Sweden is bringing 15 of the 23 players who performed in France, notably omitting veteran defensive force Nilla Fischer. The likes of Kosovari Asllani, Caroline Seger, Hedvig Lindahl, Sofia Jakobsson, Linda Sembrant and Stina Blackstenius are making the trip, giving the U.S. its toughest challenge since the summer.
There will be pressure on Andonovski to earn a victory off the bat, for optics if nothing else. Sweden, given its history with the U.S. and talent level, is not the side to roll over, even in a friendly such as this, though.
New faces vs. incumbents
There are a number of new players being incorporated into the U.S. squad, with NWSL Goalkeeper of the Year Aubrey Bledsoe and PSG's English-American defender Alana Cook chief among them.
Will Andonovski give the newer players the chance to perform in game situations immediately? Or will he rely on a more familiar lineup to transition into things? Every coach wants to leave his or her stamp on a team and make it his or her own, but there also should be caution against fixing something that isn't particularly broken. Andonovski will want to help the U.S. team evolve to stay atop the women's game, and he's even said as much, but doing too much too fast could undo plenty of what's been working for quite some time.
A more full-strength lineup (Alyssa Naeher; Emily Sonnett, Abby Dahlkemper, Becky Sauerbrunn, Casey Short; Julie Ertz, Lindsey Horan, Rose Lavelle; Tobin Heath, Carli Lloyd, Christen Press), for instance, may give the U.S. its best shot at easing into the new coach's tenure with a victory vs. Sweden, with the more significant lineup tweaks to come down the line.
The potential changes
Expanding more on Andonovski's stamp on the team, perhaps there will be some minor hints at what is to come, though the totality of it won't be known for months, when the omitted veterans are brought back and the coach has had more time to work with his team. Some things to watch down the line include: Will Julie Ertz remain in the midfield? Or will she perhaps be reverted into a center back role? Becky Sauerbrunn is still firing at a high level, but at 34, she's not going to be around forever. Ertz, Cook and Davidson are among the candidates to appear in tandem with Dahlkemper over the course of the next cycle.
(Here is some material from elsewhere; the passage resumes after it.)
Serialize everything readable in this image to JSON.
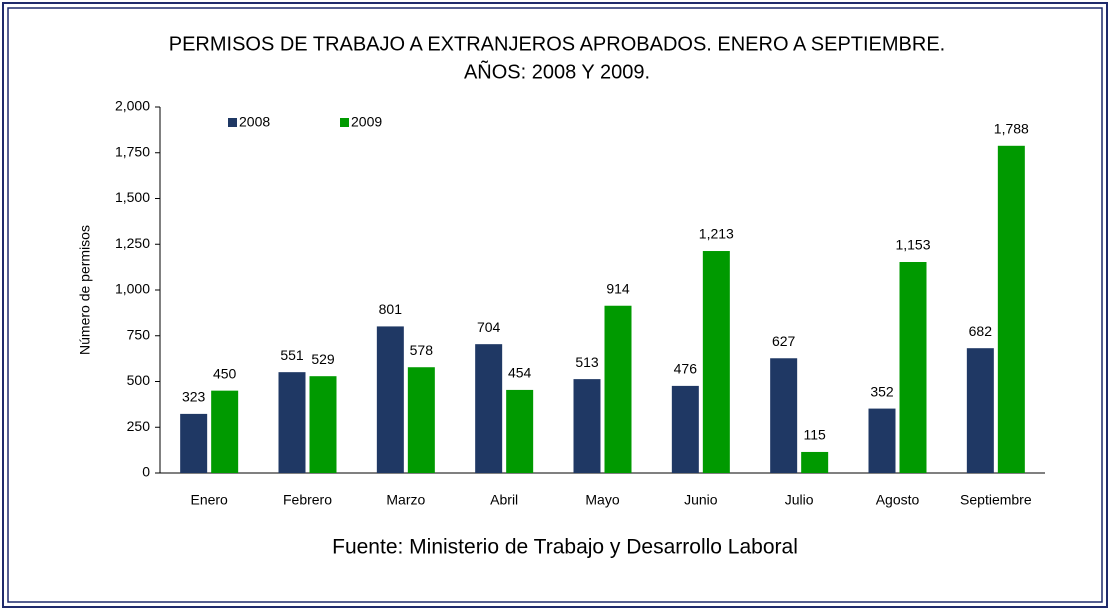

If Short, who was superb in NWSL this season, can become the top left back of the next cycle, what does that mean for Crystal Dunn's outlook? She's made it no secret that her preference is to play in her more natural attacking role, and Short making an impression could have a knock-on effect for future lineup construction, when Dunn is back in the fold.
Then there's the void at center forward, with Morgan out of action. That's a massive role on this team, with great responsibility outside of just scoring goals. Morgan's hold-up and link-up play at the World Cup went a long way toward determining the USA's fortunes. Lloyd will believe she's the top candidate in the pool until she chooses to walk away, but with Andonovski looking to the future, that's a positional battle to monitor closely over the coming months.